Civil affairs was not so different from being a city planner – working with tribal elders and local politicians, organizing people to rebuild their cities and their nation. It was a little diplomacy, a little bit of logistics, a little problem solving.
On his second tour in Iraq, Neuman deployed to the northern city of Mosul. It straddles the Tigris River and is served by a strategic highway connection. The road is in perpetually bad shape and the priority is always to rebuild. But every time U.S. forces tried to organize a reconstruction local customs and conflicts got in the way.
U.S. strategy in Iraq was summed up in three words: “clear; hold; build.” It wasn’t so hard to clear and hold, Neuman observes, but it was another thing to “build,” especially when it was outsiders – not natives – taking the initiative. A good lesson for a community builder.
Back in Buffalo, Neuman got wind of a job in the city’s Office of Strategic Planning. The title was “Temporary Senior Typist,” but he was advised to take the job to get a foot in the door. His friend was hired at the same time. “We just wiggled our way in,” Hawley recalls, “and they found a niche for us.”
Much of Neuman’s work in City Hall has been to help create a new form-based zoning code that will update the rules on where and what kind of development is allowed in the city.
“The Green Code, first and foremost, is an economic development tool to make it easier to invest in Buffalo, to make it easier to create jobs in Buffalo,” Neuman said.
The idea is to more clearly define what the City wants to encourage and streamline the approval process for development that fits that vision, which, not by the way, was informed by an aggressive public outreach program Neuman helped implement. The Green Code also seeks to legalize the kind of city Neuman remembers from his childhood. “Urbanism in its most primary form was prohibited,” by the old zoning code, Neuman said.

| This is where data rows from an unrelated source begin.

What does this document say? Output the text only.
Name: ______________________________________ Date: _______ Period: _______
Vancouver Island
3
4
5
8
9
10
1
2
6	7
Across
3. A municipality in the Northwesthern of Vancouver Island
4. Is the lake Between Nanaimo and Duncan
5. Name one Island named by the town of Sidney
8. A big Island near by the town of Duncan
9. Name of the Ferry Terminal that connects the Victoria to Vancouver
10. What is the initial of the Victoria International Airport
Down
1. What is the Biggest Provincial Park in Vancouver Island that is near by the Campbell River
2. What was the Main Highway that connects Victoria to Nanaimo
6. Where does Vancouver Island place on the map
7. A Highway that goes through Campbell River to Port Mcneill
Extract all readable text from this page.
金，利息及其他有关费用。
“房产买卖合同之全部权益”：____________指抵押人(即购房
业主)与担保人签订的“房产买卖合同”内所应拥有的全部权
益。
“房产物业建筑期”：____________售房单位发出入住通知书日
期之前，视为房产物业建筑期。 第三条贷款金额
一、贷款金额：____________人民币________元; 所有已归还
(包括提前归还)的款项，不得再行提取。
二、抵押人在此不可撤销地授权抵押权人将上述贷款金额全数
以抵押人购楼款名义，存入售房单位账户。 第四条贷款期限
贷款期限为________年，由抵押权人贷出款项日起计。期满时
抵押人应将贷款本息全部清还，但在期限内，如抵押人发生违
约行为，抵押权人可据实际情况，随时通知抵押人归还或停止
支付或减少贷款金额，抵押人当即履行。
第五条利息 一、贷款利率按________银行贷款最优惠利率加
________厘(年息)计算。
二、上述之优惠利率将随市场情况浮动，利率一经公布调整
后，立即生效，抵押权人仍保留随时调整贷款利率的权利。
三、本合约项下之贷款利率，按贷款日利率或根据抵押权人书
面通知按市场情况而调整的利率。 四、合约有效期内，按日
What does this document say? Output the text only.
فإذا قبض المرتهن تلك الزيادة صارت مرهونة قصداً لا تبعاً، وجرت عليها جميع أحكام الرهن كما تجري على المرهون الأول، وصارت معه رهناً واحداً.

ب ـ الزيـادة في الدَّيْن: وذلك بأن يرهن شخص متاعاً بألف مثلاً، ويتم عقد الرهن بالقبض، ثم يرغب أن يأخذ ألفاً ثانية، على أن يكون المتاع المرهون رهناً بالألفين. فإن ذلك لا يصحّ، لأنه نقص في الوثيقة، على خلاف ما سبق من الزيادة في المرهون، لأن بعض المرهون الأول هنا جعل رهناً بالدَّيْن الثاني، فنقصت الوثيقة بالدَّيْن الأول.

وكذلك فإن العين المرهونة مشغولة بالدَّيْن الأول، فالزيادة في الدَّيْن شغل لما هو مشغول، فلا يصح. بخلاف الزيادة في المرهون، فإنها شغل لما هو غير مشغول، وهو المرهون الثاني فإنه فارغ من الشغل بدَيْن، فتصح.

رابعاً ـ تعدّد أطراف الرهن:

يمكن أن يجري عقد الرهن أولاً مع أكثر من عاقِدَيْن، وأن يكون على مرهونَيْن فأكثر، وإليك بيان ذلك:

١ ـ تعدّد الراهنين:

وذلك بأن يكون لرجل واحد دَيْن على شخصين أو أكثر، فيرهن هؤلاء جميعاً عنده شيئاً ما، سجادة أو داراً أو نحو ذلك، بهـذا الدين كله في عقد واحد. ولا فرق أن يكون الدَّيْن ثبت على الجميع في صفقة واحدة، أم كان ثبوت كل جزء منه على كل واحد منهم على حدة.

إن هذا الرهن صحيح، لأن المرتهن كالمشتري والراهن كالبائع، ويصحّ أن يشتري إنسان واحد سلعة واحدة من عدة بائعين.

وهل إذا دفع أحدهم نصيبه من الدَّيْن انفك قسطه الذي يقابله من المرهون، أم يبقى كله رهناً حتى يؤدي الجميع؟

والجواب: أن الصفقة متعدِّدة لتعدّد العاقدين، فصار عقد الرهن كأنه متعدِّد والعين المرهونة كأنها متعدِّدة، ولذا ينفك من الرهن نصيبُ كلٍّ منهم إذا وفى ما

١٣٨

It mandated a suburban pattern for the developed city with segregated uses, larger lot sizes and minimum parking requirements. Most homes in Buffalo could not have been built under the code adopted in 1951. And it made the elements of what Neuman calls “fine-grained urbanism” subject to political bargaining. “You needed Common Council approval to open up a yarn shop,” he said.
That’ll change when the Green Code is finally approved – hopefully sometime early next year – maybe around the time Neuman receives his MUP in May.